- Location in Pickens County and the state of Alabama
- Coordinates: 33°24′14″N 88°14′43″W﻿ / ﻿33.40389°N 88.24528°W
- Country: United States
- State: Alabama
- County: Pickens

Area
- • Total: 3.95 sq mi (10.23 km^{2})
- • Land: 3.95 sq mi (10.23 km^{2})
- • Water: 0 sq mi (0.00 km^{2})
- Elevation: 325 ft (99 m)

Population (2020)
- • Total: 241
- • Density: 61.0/sq mi (23.57/km^{2})
- Time zone: UTC-6 (Central (CST))
- • Summer (DST): UTC-5 (CDT)
- FIPS code: 01-45316
- GNIS feature ID: 2633142

= Macedonia, Alabama =

Macedonia is a census-designated place and former town in Pickens County, Alabama, United States. As of the 2020 census, Macedonia had a population of 241. The town was incorporated in 1994, but disincorporated in 2001. It was reclassified as a census-designated place (CDP) for 2010. Its name is derived from the ancient Greek Kingdom of Macedonia.
==Geography==
According to the United States Census Bureau, the town had a total area of 2.2 sqmi, all land.

==Demographics==

After disincorporation, Macedonia was relisted as a census designated place in the 2010 U.S. census.

Historical population
| Census | Pop. | Note | %± |
| 2000 | 291 |  | — |
| 2010 | 292 |  | 0.3% |
| 2020 | 241 |  | −17.5% |
U.S. Decennial Census

===2020 census===

Macedonia CDP, Alabama – Racial and ethnic composition Note: the US Census treats Hispanic/Latino as an ethnic category. This table excludes Latinos from the racial categories and assigns them to a separate category. Hispanics/Latinos may be of any race.
| Race / Ethnicity (NH = Non-Hispanic) | Pop 2000 | Pop 2010 | Pop 2020 | % 2000 | % 2010 | % 2020 |
|---|---|---|---|---|---|---|
| White alone (NH) | 19 | 26 | 25 | 6.53% | 8.90% | 10.37% |
| Black or African American alone (NH) | 267 | 266 | 210 | 91.75% | 91.10% | 87.14% |
| Native American or Alaska Native alone (NH) | 2 | 0 | 0 | 0.69% | 0.00% | 0.00% |
| Asian alone (NH) | 0 | 0 | 1 | 0.00% | 0.00% | 0.41% |
| Native Hawaiian or Pacific Islander alone (NH) | 0 | 0 | 0 | 0.00% | 0.00% | 0.00% |
| Other race alone (NH) | 0 | 0 | 0 | 0.00% | 0.00% | 0.00% |
| Mixed race or Multiracial (NH) | 3 | 0 | 3 | 1.03% | 0.00% | 1.24% |
| Hispanic or Latino (any race) | 0 | 0 | 2 | 0.00% | 0.00% | 0.83% |
| Total | 291 | 292 | 241 | 100.00% | 100.00% | 100.00% |

As of the 2020 United States census, there were 241 people, 146 households, and 27 families residing in the CDP.

===2010 census===
As of the 2010 United States census, there were 292 people living in the CDP. 91.1% were African American and 8.9% White.

===2000 census===
As of the census of 2000, there were 291 people, 114 households, and 69 families living in the town. The population density was 131.4 PD/sqmi. There were 141 housing units at an average density of 63.7 /sqmi. The racial makeup of the town was 6.53% White, 91.75% Black or African American, 0.69% Native American, and 1.03% from two or more races.

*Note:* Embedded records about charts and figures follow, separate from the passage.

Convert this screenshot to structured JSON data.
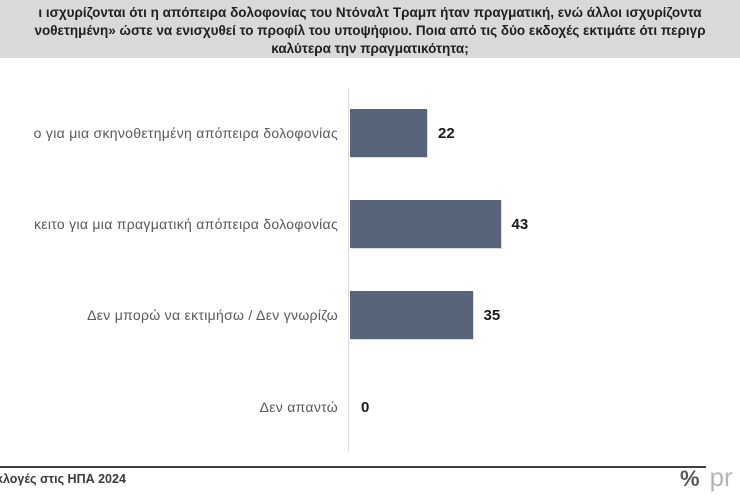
{
  "title": {
    "line1": "ι ισχυρίζονται ότι η απόπειρα δολοφονίας του Ντόναλτ Τραμπ ήταν πραγματική, ενώ άλλοι ισχυρίζοντα",
    "line2": "νοθετημένη» ώστε να ενισχυθεί το προφίλ του υποψήφιου. Ποια από τις δύο εκδοχές εκτιμάτε ότι περιγρ",
    "line3": "καλύτερα την πραγματικότητα;"
  },
  "chart_data": {
    "type": "bar",
    "orientation": "horizontal",
    "title": "ι ισχυρίζονται ότι η απόπειρα δολοφονίας του Ντόναλτ Τραμπ ήταν πραγματική, ενώ άλλοι ισχυρίζοντα νοθετημένη» ώστε να ενισχυθεί το προφίλ του υποψήφιου. Ποια από τις δύο εκδοχές εκτιμάτε ότι περιγρ καλύτερα την πραγματικότητα;",
    "categories": [
      "ο για μια σκηνοθετημένη απόπειρα δολοφονίας",
      "κειτο για μια πραγματική  απόπειρα δολοφονίας",
      "Δεν μπορώ να εκτιμήσω / Δεν γνωρίζω",
      "Δεν απαντώ"
    ],
    "values": [
      22,
      43,
      35,
      0
    ],
    "value_labels": [
      "22",
      "43",
      "35",
      "0"
    ],
    "xlim": [
      0,
      100
    ],
    "bar_color": "#57647a",
    "grid": "off",
    "legend": "none",
    "value_labels_position": "right-of-bar"
  },
  "footer": {
    "source_text": "κλογές στις ΗΠΑ 2024",
    "logo_percent_symbol": "%",
    "logo_text": "pr"
  },
  "colors": {
    "title_band_bg": "#d9d9d9",
    "title_text": "#1f1f1f",
    "bar": "#57647a",
    "category_text": "#595959",
    "value_text": "#1a1a1a",
    "axis_line": "#dcdcdc",
    "footer_line": "#3f3f3f",
    "footer_text": "#3b3b3b",
    "logo_dark_gray": "#595959",
    "logo_light_gray": "#b5b5b5"
  }
}
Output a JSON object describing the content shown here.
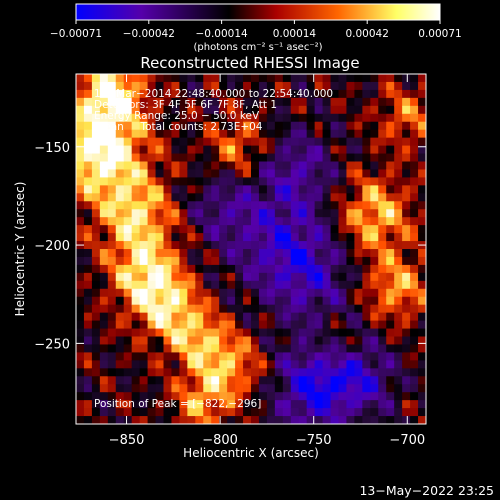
{
  "chart_data": {
    "type": "heatmap",
    "title": "Reconstructed RHESSI Image",
    "xlabel": "Heliocentric X (arcsec)",
    "ylabel": "Heliocentric Y (arcsec)",
    "xlim": [
      -877,
      -690
    ],
    "ylim": [
      -291,
      -113
    ],
    "x_ticks": [
      -850,
      -800,
      -750,
      -700
    ],
    "x_tick_labels": [
      "−850",
      "−800",
      "−750",
      "−700"
    ],
    "y_ticks": [
      -250,
      -200,
      -150
    ],
    "y_tick_labels": [
      "−250",
      "−200",
      "−150"
    ],
    "colorbar": {
      "range": [
        -0.00071,
        0.00071
      ],
      "ticks": [
        "−0.00071",
        "−0.00042",
        "−0.00014",
        "0.00014",
        "0.00042",
        "0.00071"
      ],
      "label": "(photons cm⁻² s⁻¹ asec⁻²)",
      "colors": [
        "#0000ff",
        "#5500aa",
        "#000000",
        "#aa0000",
        "#ff6600",
        "#ffff66",
        "#ffffff"
      ]
    },
    "annotations": [
      "18−Mar−2014 22:48:40.000 to 22:54:40.000",
      "Detectors: 3F 4F 5F 6F 7F 8F, Att 1",
      "Energy Range: 25.0 − 50.0 keV",
      "Clean     Total counts: 2.73E+04"
    ],
    "peak_label": "Position of Peak = [−822,−296]",
    "peak": [
      -822,
      -296
    ],
    "regions": [
      {
        "x": -864,
        "y": -152,
        "v": 1.0,
        "r": 17
      },
      {
        "x": -858,
        "y": -122,
        "v": 0.85,
        "r": 12
      },
      {
        "x": -845,
        "y": -185,
        "v": 0.7,
        "r": 14
      },
      {
        "x": -840,
        "y": -215,
        "v": 0.75,
        "r": 13
      },
      {
        "x": -828,
        "y": -232,
        "v": 0.65,
        "r": 12
      },
      {
        "x": -812,
        "y": -248,
        "v": 0.55,
        "r": 11
      },
      {
        "x": -795,
        "y": -262,
        "v": 0.6,
        "r": 12
      },
      {
        "x": -810,
        "y": -280,
        "v": 0.55,
        "r": 10
      },
      {
        "x": -790,
        "y": -150,
        "v": 0.5,
        "r": 11
      },
      {
        "x": -718,
        "y": -185,
        "v": 0.7,
        "r": 14
      },
      {
        "x": -706,
        "y": -222,
        "v": 0.6,
        "r": 12
      },
      {
        "x": -700,
        "y": -135,
        "v": 0.45,
        "r": 11
      },
      {
        "x": -740,
        "y": -250,
        "v": 0.45,
        "r": 10
      },
      {
        "x": -770,
        "y": -195,
        "v": -0.55,
        "r": 20
      },
      {
        "x": -752,
        "y": -215,
        "v": -0.5,
        "r": 16
      },
      {
        "x": -758,
        "y": -160,
        "v": -0.45,
        "r": 14
      },
      {
        "x": -742,
        "y": -260,
        "v": -0.6,
        "r": 16
      },
      {
        "x": -752,
        "y": -278,
        "v": -0.55,
        "r": 14
      },
      {
        "x": -722,
        "y": -270,
        "v": -0.45,
        "r": 12
      },
      {
        "x": -800,
        "y": -180,
        "v": -0.35,
        "r": 12
      }
    ]
  },
  "footer": {
    "timestamp": "13−May−2022 23:25"
  }
}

There were 114 households, out of which 30.7% had children under the age of 18 living with them, 32.5% were married couples living together, 21.1% had a female householder with no husband present, and 38.6% were non-families. 37.7% of all households were made up of individuals, and 16.7% had someone living alone who was 65 years of age or older. The average household size was 2.55 and the average family size was 3.44.

In the town the population was spread out, with 29.9% under the age of 18, 9.3% from 18 to 24, 27.5% from 25 to 44, 19.2% from 45 to 64, and 14.1% who were 65 years of age or older. The median age was 33 years. For every 100 females, there were 92.7 males. For every 100 females age 18 and over, there were 98.1 males.

The median income for a household in the town was $23,958, and the median income for a family was $29,688. Males had a median income of $26,042 versus $16,875 for females. The per capita income for the town was $9,456. About 30.6% of families and 33.3% of the population were below the poverty line, including 40.2% of those under the age of 18 and 58.8% of those 65 or over.